Investment pros think mortgage-backed securities will fare better in the next few months after a lackluster first quarter.
"The first quarter may have been the worst for this year. I anticipate improvement," said Ken Boertzel, who helps manage $23 billion of assets at New York Life Asset Management in New York.
A positive factor is decreased supply, the upshot of a lending slump. Average monthly issuance of mortgage-backed bonds in the first quarter was $26 billion, off 66%, said Michael Youngblood, a managing director at Banc of America Securities in Charlotte, N.C.
Mortgage-backed bonds are likely to outperform corporate bonds, Mr. Youngblood said. "Mortgage credit quality is as good as it has been in 20 years, and the credit quality of the corporate sector is under pressure."
The junk-bond sector has had a number of failures and defaults since last year, he said. And the high-grade corporate bond sector is facing "event risk" due to corporate buyouts, in which the buyer incurs higher expenses after borrowing money to close a deal and therefore becomes riskier.
Worries also have arisen about the credit quality underlying bonds backed by commercial mortgages. In such an environment, home-loan-backed securities that carry quasi-governmental guarantees look like a safer bet.
"Residential MBS don't have a lot of the potential land mines that you find in alternative investments" such as corporate bonds or commercial-mortgage-backed issues, Mr. Boertzel said.
Despite the optimism over mortgage-backed securities, they have had a tough year so far. The market reeled in February after Gary Gensler, under secretary of the Treasury for domestic finance, intimated that Fannie Mae and Freddie Mac are not guaranteed a federal bailout in the event they incur huge losses. Investors' belief that Fannie and Freddie are virtually immune to default has allowed the two government-sponsored enterprises to price their corporate debt and mortgage-backed issues favorably.
After the Gensler statements, prices of both agency debt and conventional-mortgage-backed securities fell and yields rose. They have not recovered. And despite remarks from Mr. Gensler supporting regulatory changes at Fannie and Freddie, Wall Street analysts feel there will not be any such change in the next two years.

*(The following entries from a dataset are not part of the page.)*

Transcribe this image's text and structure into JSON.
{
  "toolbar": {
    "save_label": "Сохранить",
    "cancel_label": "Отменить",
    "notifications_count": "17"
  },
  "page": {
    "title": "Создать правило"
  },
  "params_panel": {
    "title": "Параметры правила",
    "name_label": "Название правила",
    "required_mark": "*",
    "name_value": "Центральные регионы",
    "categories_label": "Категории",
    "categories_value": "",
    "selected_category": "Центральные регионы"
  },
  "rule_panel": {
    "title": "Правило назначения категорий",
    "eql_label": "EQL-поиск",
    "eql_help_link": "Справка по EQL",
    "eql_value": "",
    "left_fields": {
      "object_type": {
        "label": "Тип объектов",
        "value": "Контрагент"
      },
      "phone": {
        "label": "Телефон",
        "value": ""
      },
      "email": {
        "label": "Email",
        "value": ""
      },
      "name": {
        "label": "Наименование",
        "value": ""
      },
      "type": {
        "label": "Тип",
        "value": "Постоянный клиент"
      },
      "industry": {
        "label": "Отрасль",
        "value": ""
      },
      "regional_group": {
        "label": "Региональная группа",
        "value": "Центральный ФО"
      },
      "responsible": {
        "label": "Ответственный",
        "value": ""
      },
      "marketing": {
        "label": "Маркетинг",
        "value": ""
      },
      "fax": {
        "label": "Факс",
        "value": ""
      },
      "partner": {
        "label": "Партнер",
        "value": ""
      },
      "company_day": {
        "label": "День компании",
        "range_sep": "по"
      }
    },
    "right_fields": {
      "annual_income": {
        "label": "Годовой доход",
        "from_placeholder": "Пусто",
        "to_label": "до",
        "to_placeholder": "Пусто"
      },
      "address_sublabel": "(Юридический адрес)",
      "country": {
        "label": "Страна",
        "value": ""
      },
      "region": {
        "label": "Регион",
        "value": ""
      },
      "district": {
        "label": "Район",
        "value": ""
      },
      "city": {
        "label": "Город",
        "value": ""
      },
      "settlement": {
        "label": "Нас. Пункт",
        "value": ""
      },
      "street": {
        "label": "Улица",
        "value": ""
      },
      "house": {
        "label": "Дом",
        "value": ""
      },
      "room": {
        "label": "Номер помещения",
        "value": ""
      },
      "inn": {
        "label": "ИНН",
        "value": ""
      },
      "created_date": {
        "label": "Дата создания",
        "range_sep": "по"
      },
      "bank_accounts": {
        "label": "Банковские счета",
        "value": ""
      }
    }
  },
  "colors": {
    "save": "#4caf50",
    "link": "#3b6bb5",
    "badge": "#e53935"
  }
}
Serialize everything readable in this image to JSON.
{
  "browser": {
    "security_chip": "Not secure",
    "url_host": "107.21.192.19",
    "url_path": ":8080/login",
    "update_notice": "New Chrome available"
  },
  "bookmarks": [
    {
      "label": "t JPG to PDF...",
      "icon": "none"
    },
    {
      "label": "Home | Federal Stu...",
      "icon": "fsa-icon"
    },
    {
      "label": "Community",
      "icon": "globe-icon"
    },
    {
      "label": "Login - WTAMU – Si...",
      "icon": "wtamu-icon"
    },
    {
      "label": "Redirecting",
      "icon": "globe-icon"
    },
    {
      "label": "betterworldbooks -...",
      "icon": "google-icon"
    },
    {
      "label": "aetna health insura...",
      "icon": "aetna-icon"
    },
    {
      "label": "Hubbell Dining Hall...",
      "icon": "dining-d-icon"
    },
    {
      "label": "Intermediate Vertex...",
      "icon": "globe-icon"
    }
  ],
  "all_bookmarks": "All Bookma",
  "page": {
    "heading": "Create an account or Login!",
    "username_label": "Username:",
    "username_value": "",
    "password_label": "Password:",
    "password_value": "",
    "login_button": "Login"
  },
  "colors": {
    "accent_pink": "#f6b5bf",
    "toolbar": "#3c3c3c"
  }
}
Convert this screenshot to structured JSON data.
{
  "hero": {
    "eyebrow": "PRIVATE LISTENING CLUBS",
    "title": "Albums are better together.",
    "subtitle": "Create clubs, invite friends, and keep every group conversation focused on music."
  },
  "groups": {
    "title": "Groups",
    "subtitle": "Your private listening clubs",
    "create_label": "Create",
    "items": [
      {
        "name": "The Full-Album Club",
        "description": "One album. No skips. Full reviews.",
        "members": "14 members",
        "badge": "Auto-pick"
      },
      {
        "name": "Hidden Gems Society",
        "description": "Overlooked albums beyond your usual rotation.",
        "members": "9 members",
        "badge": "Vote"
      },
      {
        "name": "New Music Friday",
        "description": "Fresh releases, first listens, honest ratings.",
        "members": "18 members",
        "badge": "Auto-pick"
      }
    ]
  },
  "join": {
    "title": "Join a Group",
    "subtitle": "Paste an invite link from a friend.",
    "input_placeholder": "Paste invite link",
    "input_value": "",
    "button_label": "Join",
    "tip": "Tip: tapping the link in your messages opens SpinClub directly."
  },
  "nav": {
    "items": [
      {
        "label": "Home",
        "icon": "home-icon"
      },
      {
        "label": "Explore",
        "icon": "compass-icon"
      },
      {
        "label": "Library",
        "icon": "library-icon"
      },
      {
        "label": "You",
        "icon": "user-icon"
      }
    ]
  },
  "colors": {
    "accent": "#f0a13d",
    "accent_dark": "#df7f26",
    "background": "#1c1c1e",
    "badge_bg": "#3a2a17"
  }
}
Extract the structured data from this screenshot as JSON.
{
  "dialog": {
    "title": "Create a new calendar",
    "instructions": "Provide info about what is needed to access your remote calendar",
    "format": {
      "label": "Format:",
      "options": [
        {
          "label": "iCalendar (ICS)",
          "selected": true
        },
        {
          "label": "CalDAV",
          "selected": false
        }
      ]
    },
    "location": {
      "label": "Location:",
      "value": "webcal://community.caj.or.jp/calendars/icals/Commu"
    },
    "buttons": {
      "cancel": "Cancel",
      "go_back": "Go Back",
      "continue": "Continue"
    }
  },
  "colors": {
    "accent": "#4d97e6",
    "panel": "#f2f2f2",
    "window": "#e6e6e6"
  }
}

Another problem for mortgage-backed issues has been the Treasury's buying back its own debt. When the Treasury bought back $1 billion of its bonds in February, investors scrambled to buy them, driving down yields. Investors demanded higher yields from other fixed-income investments to make up for the lower Treasury yields.
Mortgage-backed bonds "had to go to higher yields because the Treasury yield was artificially constrained due to low supply," Mr. Youngblood said.
Mr. Boertzel said that when the buybacks were announced, investors did not know how they would work and bought Treasuries heavily, without regard to relative value. But in last week's $3 billion Treasury buyback, investors, having learned how the process works, did not scramble to snap up Treasuries as they had in February, he said.